ERIC Number: ED364473
Record Type: RIE
Publication Date: 1993
Reference Count: N/A
A Practical Guide to Using ICONS (International Communication and Negotiation Simulations).
Vavrina, Vernon J.
The appallingly inadequate knowledge of current and international affairs among U.S. college students is well documented. ICONS, the International Communication and Negotiation Simulations program, offers an encouraging initiative for addressing the problem. ICONS is a "model United Nations" that the staff of the University of Maryland at College Park administers. Students from participating schools play the roles of decision makers of assigned countries as they negotiate a host of international issues. The schools generally get students involved through a course such as comparative foreign policy, a single-nation policy course, or international politics. Phase one, lasting 6 weeks, begins with the instructor offering students a pre-simulation questionnaire. Students then work to develop bibliographic and other library skills.

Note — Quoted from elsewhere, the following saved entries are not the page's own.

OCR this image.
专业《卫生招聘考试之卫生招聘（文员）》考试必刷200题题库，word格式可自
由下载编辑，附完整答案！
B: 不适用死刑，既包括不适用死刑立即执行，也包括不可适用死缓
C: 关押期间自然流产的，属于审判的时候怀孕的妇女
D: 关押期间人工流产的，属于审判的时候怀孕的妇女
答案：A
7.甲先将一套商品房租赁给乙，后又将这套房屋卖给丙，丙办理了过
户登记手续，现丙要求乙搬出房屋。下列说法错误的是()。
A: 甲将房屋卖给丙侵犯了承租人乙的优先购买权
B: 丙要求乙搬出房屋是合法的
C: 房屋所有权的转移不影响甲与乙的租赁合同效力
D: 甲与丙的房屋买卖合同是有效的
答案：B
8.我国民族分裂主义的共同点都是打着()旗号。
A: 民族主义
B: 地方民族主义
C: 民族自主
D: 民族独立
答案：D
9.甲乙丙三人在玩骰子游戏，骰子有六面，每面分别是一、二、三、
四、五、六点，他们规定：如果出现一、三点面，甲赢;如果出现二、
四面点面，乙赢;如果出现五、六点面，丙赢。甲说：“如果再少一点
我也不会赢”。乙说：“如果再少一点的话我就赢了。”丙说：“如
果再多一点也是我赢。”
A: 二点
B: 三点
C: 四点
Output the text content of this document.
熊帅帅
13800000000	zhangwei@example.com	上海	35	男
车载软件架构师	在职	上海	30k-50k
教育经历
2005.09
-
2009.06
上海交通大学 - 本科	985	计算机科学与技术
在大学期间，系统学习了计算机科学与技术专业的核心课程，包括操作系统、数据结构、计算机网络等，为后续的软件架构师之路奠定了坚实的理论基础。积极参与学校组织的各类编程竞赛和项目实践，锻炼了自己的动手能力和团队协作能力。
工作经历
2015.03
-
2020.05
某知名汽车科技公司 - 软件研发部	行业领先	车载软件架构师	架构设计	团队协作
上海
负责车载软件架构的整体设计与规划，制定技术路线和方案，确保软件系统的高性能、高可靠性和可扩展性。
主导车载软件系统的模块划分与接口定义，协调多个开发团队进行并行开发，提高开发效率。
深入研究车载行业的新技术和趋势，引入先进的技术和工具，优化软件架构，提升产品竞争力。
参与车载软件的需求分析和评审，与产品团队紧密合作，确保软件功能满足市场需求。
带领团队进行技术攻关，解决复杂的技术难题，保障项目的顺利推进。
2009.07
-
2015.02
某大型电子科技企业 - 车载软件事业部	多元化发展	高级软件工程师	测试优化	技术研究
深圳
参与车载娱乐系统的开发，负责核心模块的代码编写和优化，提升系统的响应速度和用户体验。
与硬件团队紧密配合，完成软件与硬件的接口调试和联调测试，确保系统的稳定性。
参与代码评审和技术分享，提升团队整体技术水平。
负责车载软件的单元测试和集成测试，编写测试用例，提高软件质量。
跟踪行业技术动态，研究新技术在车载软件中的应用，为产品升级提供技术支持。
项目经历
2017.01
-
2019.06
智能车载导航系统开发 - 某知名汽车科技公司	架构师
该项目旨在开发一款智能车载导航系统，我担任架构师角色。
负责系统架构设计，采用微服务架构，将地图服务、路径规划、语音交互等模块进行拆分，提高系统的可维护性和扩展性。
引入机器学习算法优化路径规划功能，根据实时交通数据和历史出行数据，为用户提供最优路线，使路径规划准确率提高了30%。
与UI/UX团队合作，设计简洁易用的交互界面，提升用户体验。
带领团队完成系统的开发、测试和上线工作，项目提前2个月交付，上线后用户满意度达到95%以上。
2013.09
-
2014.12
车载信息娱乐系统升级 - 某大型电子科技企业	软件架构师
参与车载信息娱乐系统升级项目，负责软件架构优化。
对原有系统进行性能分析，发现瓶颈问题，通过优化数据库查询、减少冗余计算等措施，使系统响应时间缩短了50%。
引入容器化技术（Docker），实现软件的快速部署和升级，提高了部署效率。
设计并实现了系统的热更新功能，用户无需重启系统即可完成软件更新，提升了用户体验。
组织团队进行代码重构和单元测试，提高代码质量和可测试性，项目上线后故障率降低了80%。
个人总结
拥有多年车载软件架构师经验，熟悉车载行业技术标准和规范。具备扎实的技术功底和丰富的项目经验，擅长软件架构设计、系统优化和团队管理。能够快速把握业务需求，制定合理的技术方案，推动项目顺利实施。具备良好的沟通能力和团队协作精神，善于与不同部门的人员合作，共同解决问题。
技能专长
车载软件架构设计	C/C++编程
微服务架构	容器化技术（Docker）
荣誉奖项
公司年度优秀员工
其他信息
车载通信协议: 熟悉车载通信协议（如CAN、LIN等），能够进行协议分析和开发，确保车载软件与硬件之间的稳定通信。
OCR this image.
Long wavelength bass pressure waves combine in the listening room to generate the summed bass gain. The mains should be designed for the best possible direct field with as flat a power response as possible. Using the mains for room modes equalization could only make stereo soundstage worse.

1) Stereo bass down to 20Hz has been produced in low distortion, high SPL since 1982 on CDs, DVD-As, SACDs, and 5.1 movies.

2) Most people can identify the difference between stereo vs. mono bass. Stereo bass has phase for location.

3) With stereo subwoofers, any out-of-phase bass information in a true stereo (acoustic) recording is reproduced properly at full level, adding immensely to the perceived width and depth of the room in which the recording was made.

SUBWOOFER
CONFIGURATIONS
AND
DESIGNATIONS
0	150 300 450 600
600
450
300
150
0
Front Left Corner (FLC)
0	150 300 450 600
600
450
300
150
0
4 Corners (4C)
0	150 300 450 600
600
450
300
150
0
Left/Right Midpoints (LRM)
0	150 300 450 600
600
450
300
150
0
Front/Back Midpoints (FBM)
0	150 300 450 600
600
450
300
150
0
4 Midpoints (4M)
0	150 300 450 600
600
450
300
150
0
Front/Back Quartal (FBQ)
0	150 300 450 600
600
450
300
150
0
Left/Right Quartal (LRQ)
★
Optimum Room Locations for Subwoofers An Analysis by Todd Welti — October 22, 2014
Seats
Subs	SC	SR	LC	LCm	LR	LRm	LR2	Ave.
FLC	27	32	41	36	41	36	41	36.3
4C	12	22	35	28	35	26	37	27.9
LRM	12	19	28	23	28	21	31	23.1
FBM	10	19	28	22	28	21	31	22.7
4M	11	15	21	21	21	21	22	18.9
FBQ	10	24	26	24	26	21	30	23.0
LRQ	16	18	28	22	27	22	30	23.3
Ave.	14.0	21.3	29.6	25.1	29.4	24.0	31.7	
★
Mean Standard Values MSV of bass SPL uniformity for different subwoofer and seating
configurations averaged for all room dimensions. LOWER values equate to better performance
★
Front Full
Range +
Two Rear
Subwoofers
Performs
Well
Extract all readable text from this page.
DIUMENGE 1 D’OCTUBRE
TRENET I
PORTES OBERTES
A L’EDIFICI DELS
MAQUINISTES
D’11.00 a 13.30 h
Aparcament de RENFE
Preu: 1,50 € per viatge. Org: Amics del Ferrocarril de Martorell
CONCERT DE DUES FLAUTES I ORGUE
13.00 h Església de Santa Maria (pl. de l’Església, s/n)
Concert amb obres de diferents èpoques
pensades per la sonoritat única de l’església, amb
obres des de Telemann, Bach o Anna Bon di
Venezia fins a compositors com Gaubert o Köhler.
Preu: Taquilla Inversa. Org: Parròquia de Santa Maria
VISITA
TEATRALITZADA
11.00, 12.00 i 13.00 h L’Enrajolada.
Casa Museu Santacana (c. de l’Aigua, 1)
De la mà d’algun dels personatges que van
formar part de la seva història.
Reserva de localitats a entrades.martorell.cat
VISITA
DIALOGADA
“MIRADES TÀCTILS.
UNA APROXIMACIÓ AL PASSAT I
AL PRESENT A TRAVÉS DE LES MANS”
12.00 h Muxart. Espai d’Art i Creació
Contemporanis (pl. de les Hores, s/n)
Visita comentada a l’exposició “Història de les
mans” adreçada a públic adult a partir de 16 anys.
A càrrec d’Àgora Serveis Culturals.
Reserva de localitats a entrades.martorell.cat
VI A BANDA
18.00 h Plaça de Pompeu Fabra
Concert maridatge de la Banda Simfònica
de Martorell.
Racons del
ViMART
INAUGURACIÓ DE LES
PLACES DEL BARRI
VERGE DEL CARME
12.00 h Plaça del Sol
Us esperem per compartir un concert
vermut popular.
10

At some schools, political science and foreign language students may work together, which makes the simulation more realistic. The first phase also includes a case study of one nation's foreign policy and an analysis of a detailed international scenario. The next step is the preparation of a class position paper on the scenario. In phase two the students communicate with peers around the country and world via regular mail and real time on-line conferencing through POLNET II. Phase three encompasses a debriefing of the students to determine what they have learned, a post-simulation questionnaire and course evaluation, testing, and grading. The exercise requires hard work and commitment on the part of instructor and students alike, but it also can be fun for all participants. (SG)
Publication Type: Speeches/Meeting Papers; Reports - Descriptive
Education Level: N/A
Authoring Institution: N/A
Identifiers: ICONS (Simulation); University of Maryland College Park
Note: Paper presented at the Annual Meeting of the American Political Science Association (Washington, DC, September 2-5, 1993).